LLMs are great at recognizing patterns in huge amounts of data—for example, patterns in DNA sequences. Researchers can use these models to better understand genetic variations and mutations.
Researchers will also be able to analyze genomic and clinical data faster, and more of it, including uncovering patterns and relationships between different types or modes of data.
They will also be able to do more predictive modeling, including understanding diseases like cancer, which involve genetic mutation. It seems we have just started to scratch the surface of applications for personalized medicine in complex situations.
And of course, drug makers are salivating at the opportunity to discover new relationships between chemical structures and biological outcomes. It’s likely we’ll see an explosion in AI-assisted pharmaceutical research.
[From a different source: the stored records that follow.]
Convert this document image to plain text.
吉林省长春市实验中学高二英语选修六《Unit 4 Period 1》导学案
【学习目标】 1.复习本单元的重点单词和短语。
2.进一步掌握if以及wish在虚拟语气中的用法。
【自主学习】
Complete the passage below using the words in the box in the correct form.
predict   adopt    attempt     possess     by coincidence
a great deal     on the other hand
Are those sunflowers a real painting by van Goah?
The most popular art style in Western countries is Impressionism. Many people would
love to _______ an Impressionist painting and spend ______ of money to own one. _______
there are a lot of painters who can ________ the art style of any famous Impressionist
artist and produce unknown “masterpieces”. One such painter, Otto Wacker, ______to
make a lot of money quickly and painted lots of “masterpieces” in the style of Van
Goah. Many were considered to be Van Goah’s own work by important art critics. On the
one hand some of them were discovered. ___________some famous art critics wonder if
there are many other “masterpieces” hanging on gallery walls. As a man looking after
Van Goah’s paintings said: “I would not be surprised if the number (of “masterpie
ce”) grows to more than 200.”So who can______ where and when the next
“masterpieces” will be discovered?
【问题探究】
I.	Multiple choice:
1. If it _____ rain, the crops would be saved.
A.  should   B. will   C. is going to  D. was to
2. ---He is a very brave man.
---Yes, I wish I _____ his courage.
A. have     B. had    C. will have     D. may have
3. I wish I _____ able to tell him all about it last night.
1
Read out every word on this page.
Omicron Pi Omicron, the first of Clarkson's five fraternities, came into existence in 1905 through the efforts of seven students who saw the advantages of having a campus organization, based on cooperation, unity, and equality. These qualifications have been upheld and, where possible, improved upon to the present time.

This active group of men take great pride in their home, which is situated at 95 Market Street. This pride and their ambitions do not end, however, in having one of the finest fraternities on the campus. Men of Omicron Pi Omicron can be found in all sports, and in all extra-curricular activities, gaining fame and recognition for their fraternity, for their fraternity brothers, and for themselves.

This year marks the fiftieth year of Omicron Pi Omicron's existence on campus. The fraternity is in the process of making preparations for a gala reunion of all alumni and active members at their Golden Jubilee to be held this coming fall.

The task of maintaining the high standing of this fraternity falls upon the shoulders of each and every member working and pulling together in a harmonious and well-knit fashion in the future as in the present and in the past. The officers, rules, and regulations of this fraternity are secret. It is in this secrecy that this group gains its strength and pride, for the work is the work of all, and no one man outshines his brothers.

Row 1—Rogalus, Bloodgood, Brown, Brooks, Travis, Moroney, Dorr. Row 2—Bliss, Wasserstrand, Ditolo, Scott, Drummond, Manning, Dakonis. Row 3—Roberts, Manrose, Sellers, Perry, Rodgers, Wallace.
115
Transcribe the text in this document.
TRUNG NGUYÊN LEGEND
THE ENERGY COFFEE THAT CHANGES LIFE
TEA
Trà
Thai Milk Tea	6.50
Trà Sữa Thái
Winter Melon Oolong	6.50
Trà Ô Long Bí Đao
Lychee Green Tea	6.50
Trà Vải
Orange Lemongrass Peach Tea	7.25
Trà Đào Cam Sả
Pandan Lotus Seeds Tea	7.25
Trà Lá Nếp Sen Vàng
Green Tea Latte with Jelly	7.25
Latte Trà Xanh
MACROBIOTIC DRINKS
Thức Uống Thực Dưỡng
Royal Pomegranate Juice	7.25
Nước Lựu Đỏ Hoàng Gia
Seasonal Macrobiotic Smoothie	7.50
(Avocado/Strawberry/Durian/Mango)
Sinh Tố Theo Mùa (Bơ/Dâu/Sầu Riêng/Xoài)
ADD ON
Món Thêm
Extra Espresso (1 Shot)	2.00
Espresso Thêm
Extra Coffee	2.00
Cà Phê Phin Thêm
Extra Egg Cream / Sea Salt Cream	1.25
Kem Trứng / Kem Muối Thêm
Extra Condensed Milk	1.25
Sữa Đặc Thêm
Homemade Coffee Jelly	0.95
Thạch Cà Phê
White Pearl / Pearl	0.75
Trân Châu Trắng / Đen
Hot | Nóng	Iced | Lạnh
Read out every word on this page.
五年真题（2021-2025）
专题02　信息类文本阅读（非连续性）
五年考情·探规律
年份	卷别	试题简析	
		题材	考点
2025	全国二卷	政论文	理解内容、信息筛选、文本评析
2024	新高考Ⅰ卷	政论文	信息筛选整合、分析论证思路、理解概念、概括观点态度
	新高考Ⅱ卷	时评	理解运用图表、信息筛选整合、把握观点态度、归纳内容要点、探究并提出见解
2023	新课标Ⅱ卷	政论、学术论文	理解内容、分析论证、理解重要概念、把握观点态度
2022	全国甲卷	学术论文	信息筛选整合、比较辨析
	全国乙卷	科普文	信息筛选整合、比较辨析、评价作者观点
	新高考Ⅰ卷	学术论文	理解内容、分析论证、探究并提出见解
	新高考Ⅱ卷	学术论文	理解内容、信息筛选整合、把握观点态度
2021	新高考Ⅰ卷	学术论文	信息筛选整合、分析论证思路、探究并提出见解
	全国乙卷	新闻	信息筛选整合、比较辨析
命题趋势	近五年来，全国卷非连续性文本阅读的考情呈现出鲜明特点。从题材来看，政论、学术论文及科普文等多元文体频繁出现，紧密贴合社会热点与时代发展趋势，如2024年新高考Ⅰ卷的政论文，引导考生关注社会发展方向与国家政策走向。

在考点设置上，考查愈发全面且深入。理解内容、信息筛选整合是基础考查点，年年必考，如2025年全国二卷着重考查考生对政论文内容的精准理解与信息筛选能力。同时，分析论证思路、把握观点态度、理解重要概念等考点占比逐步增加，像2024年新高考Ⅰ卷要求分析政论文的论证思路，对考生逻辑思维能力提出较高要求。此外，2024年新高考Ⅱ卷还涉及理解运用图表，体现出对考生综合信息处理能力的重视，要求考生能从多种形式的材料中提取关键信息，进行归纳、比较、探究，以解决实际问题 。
Many of these uses could have huge financial payoffs.

In contrast, making the doctor’s note more efficient feels like nibbling around the margins. It could make doctor’s lives much better, but I don’t see how it creates huge amounts of new value in care delivery.

That’s why it makes sense that a huge research institute like Mayo has the incentive to build its own cutting-edge AI model—meanwhile, a group focused solely on care delivery seems more likely to buy their purpose-built tools from partners rather than develop their own.

For my general understanding on this topic, I am grateful to my step-father for educating me: he is a technologist who works at a world-leading data storage company and who has been immersed in the fine details of engineering complex computer systems for four decades.

It might seem odd to use a “language” processing model to analyze images, but the concept is the same: train a system on lots of data, in context, and then teach it to analyze new data. The meaning of pixels in the context of images is not substantively different from the meaning of words in the context of paragraphs, articles, and books.